Nevertheless, there are other perspectives, valid ones, from which to discuss the history of the Trans-Atlantic slave trade. Our Marvel induced addiction to black hats and white hats with no shades of gray make it difficult to appreciate or acknowledge the sinful, selfish, and greedy nature that is bound up in the hearts of all men, every where, in every time, and in every place. Slavery, like many other sinful practices, was complicated.

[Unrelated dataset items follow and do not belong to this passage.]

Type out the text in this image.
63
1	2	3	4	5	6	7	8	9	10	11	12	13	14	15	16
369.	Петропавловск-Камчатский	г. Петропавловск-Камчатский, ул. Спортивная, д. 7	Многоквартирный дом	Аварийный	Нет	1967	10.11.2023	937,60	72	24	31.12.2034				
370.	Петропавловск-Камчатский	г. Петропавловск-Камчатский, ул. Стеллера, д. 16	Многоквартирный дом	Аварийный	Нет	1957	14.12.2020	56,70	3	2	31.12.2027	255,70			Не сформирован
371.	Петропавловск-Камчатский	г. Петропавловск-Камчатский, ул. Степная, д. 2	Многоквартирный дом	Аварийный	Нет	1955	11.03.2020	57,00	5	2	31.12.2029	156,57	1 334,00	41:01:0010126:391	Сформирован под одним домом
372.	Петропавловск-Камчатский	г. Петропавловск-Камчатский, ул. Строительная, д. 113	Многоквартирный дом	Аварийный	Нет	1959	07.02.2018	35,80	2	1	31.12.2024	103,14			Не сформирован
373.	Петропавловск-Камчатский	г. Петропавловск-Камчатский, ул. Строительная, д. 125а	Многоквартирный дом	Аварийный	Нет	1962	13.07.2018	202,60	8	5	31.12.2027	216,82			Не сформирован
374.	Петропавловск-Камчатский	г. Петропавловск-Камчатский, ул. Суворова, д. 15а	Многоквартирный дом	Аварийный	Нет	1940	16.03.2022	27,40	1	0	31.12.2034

A British expert on the royal family took a moment this week to enlighten an American reporter of this very thing. When Don Lemon chose the worst possible moment to lecture and confront this grieving Brit about the excesses of the royal family (and what about reparations?), she offered him a brief history lesson:
These are the types of things we need to consider carefully when discussing these issues. Entitlement, grievance peddling, and the wails for justice based on wrongs of the past will never go away. The Bolshevik revolution, China’s communist revolution, and many other historical events point to the reality of this human trait.
However, a decent history education might go a long way towards turning down the volume of ignorant screeching and incoherent arguments which only serve to create dissension between people who would be better served by collectively turning our attention towards the true threats to our freedom and prosperity.
Get your kids out of the cesspool of government education.